King Haakon VII Sea Facts

King Haakon VII Sea Facts
King Haakon VII Sea is located in the Southern Ocean on East Antarctica's coast. It is a proposed name for this area of the sea and has not yet been recognized by the International Hydrographic Organization (IHO), which is the worldwide authority for recognizing the names of water bodies.
Interesting King Haakon VII Sea Facts:
King Haakon VII Sea is named after Haakon VII, who was Norway's first king after the country went through its dissolution from Sweden. Prior to being the first king of Norway he was Prince Carl of Denmark. He reigned as the king until his death in 1957.
It is believed that Fabian Gottlieb Bellingshausen was the first to see Antarctica in 1820 while cruising the region proposed to be named King Haakon VII Sea.
If approved, the King Haakon VII Sea would be located between the proposed Lazarev Sea and the Weddell Sea. It would stretch from Cape Norvegia's Princess Marine Coast to the Fimbul Ice Shelf.
Norway does not recognize Lazarev Sea, and believes King Haakon VII Sea lies along Queen Maud Land's entire coast.

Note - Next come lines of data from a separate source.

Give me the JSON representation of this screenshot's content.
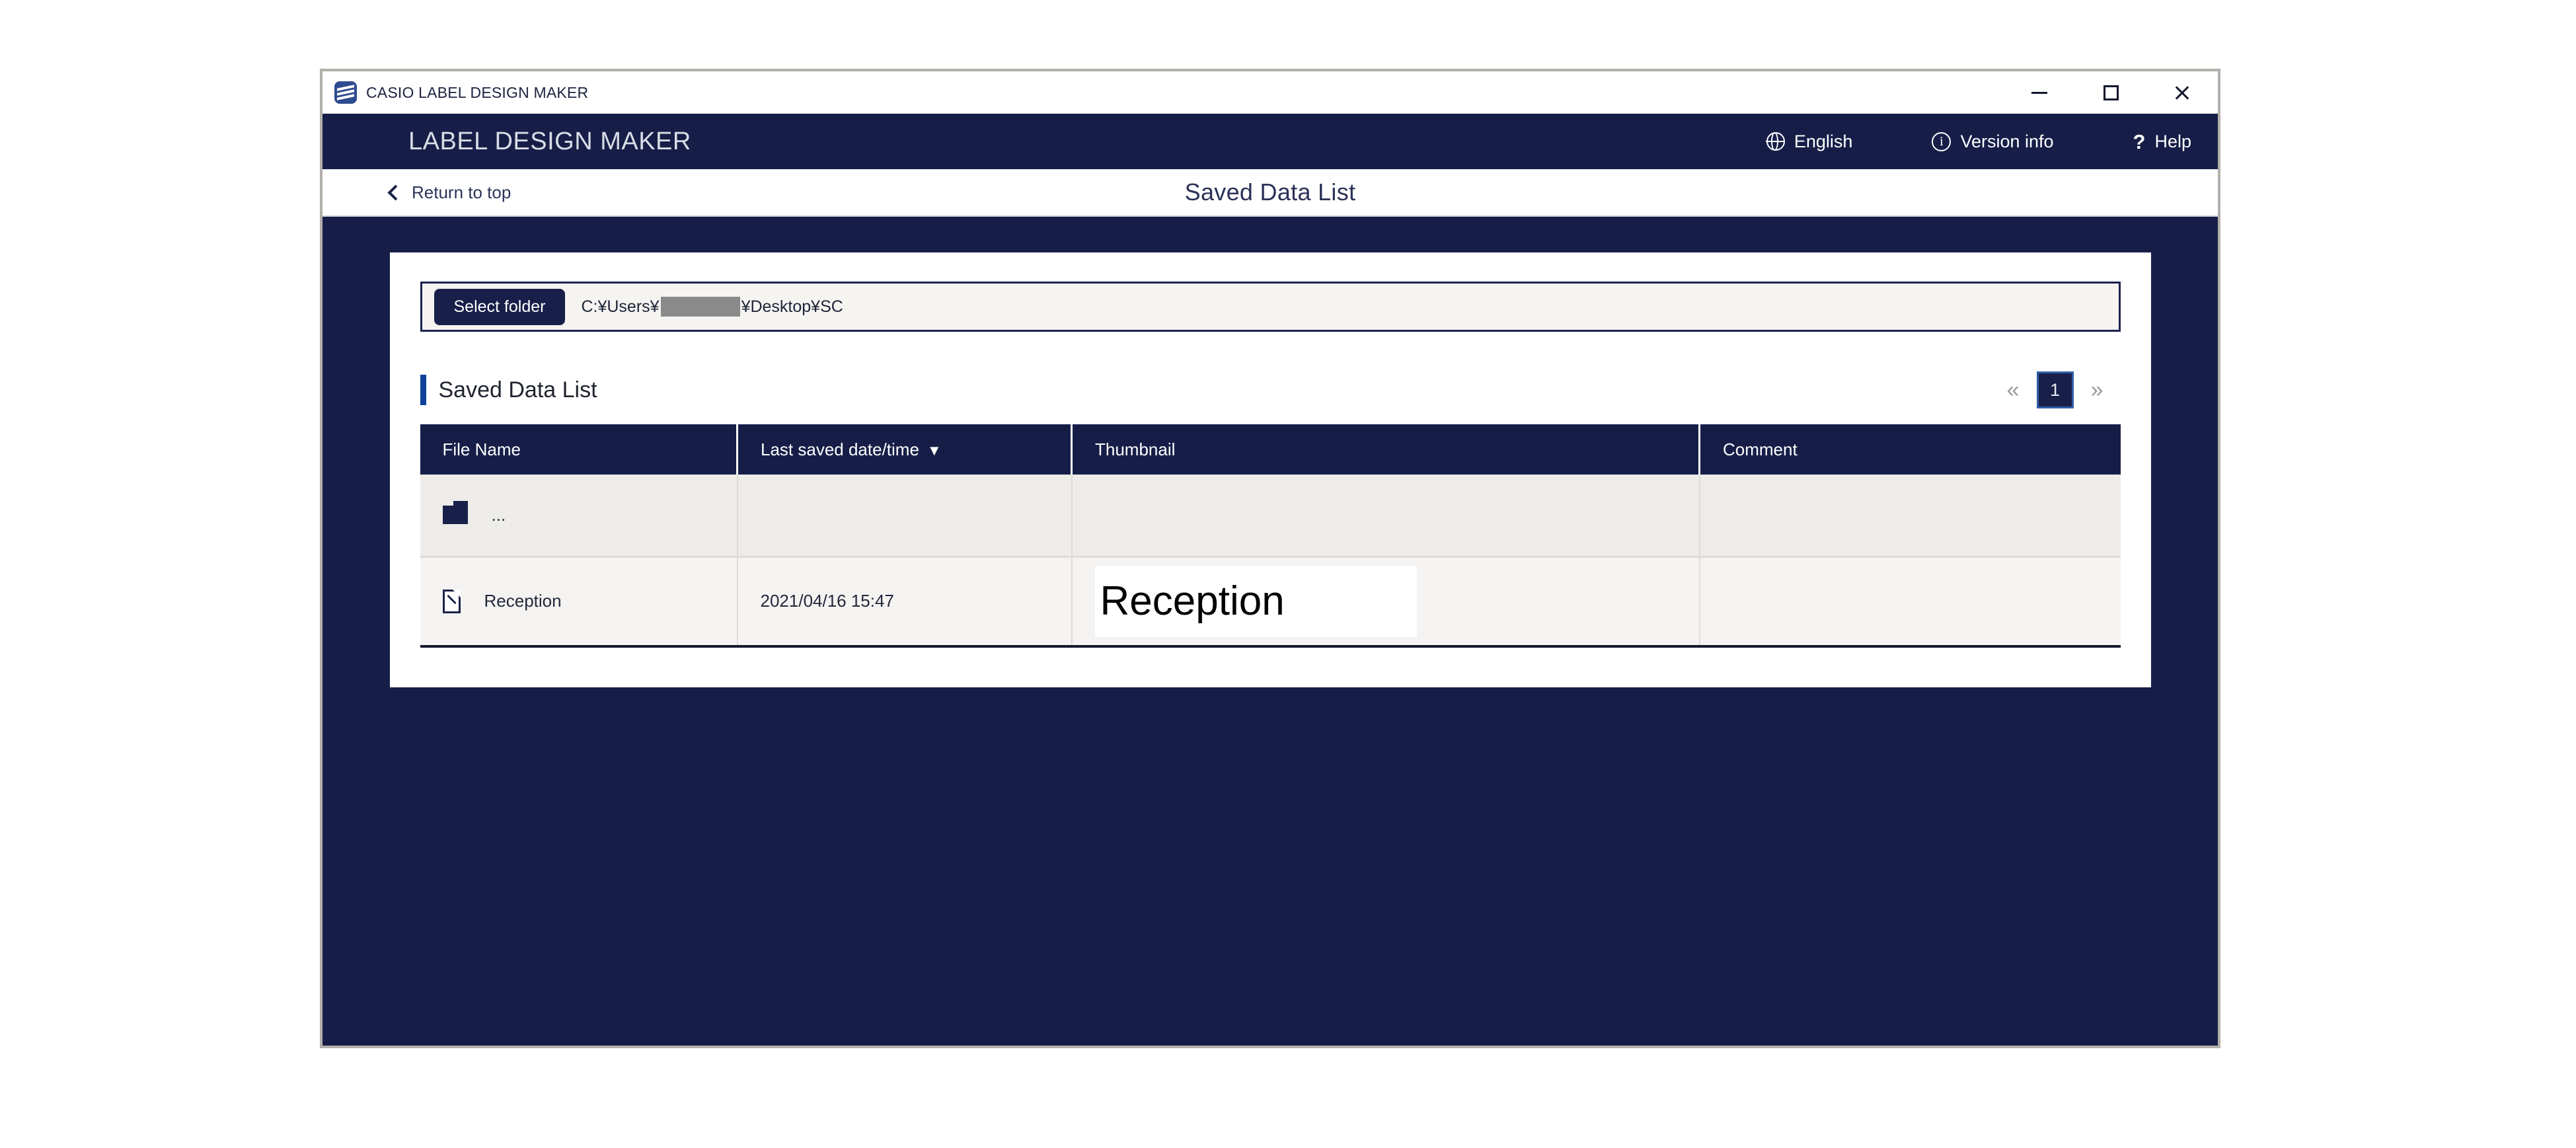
{
  "window": {
    "title": "CASIO LABEL DESIGN MAKER",
    "icon": "casio-logo-icon",
    "controls": {
      "minimize": "minimize-icon",
      "maximize": "maximize-icon",
      "close": "close-icon"
    }
  },
  "brand_header": {
    "title": "LABEL DESIGN MAKER",
    "menu": [
      {
        "icon": "globe-icon",
        "label": "English"
      },
      {
        "icon": "info-circle-icon",
        "label": "Version info"
      },
      {
        "icon": "question-mark-icon",
        "label": "Help"
      }
    ]
  },
  "sub_header": {
    "back_label": "Return to top",
    "back_icon": "chevron-left-icon",
    "page_title": "Saved Data List"
  },
  "folder_bar": {
    "button_label": "Select folder",
    "path_prefix": "C:¥Users¥",
    "path_suffix": "¥Desktop¥SC",
    "redacted": true
  },
  "list_section": {
    "title": "Saved Data List",
    "accent_color": "#10409c",
    "pagination": {
      "prev_label": "«",
      "next_label": "»",
      "current_page": "1"
    }
  },
  "table": {
    "columns": [
      {
        "label": "File Name",
        "sort": ""
      },
      {
        "label": "Last saved date/time",
        "sort": "▼"
      },
      {
        "label": "Thumbnail",
        "sort": ""
      },
      {
        "label": "Comment",
        "sort": ""
      }
    ],
    "rows": [
      {
        "icon": "folder-icon",
        "name": "...",
        "date": "",
        "thumbnail": "",
        "comment": ""
      },
      {
        "icon": "file-icon",
        "name": "Reception",
        "date": "2021/04/16 15:47",
        "thumbnail": "Reception",
        "comment": ""
      }
    ]
  },
  "colors": {
    "navy": "#161e48",
    "accent_blue": "#10409c",
    "page_active": "#181f49",
    "row_alt": "#edece9",
    "row_base": "#f4f3f1"
  }
}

The Ross seal requires the King Haakon VII Sea region as it serves as an important habitat for this species, which lives on pack ice.
Most of the year King Haakon VII Sea is covered in ice. The pack ice that forms in the autumn remains until spring when it begins to breakup.
Most world atlases do not recognize the name of King Haakon VII Sea, including the World Atlas by the National Geographic Society.